CalPERS is considering changing its proxy voting policies to account for issues of director tenure. New language in its governance principles could state that director independence may be “compromised” at 10 years of service. If implicated, companies are expected to “carry out rigorous evaluations to either classify the director as non-independent or provide detailed annual explanation why the director can continue to be classified as independent.” In addition, boards should fully evaluate their succession planning process surrounding director refreshment to maintain the necessary mix of skills, diversity and experience.
CalPERS’ presentation has several interesting data points around the topic of tenure.
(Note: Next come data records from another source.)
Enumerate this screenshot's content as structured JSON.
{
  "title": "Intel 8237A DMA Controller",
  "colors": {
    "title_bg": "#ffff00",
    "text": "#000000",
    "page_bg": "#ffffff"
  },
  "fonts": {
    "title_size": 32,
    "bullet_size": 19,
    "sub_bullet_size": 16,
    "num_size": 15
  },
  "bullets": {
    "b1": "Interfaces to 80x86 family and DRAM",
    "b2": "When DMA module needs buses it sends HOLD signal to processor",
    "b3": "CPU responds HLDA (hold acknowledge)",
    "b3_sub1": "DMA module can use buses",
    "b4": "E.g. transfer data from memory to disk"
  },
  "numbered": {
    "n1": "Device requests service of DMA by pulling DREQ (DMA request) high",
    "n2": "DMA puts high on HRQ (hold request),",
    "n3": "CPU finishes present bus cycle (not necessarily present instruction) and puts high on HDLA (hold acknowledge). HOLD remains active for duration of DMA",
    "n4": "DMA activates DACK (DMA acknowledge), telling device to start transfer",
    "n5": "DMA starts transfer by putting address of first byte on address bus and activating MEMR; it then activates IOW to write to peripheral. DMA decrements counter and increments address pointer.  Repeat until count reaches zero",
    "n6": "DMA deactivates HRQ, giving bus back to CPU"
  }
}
Over the last 10 years, the percentage of boards in the S&P 500 with a mandatory retirement age of 70 has decreased from 51% to 11%, while those with retirement ages of 75 has increased from 3% to 24%. The average director age is 68.
7% (347 directors) in the S&P 500 have terms of more than 20 years, 22% (1,225 directors) have sat on their boards for more than 12 years and 35% of directors (1,931 directors) have tenures that exceed 9 years. In the international arena, the UK Corporate Governance Code (London Rule) suggests tenure beyond 9 years poses independence problems, the European Commission recommends limiting director tenure to 12 years and Hong-Kong has a 9 year maximum tenure unless shareholders separately vote for re-appointment.
The presentation explains that the benefits of shorter tenure include (a) strengthening independence, (b) promoting competency if longer-tenured directors do not keep up with current developments, and (c) bringing fresh perspectives. In addition, term limits could increase board refreshment and promote diversity as well as replicate other international markets.
However, CalPERS recognizes the risks that term limits are arbitrary and could keep valuable directors from service, as well as restrict the pool of capable candidates. New directors also require substantial time to gain company knowledge. The optimal director tenure can vary by industry, and longer tenured directors could enhance their boards’ oversight due to their experience. Companies could also end up using term limits to avoid rigorous board evaluations.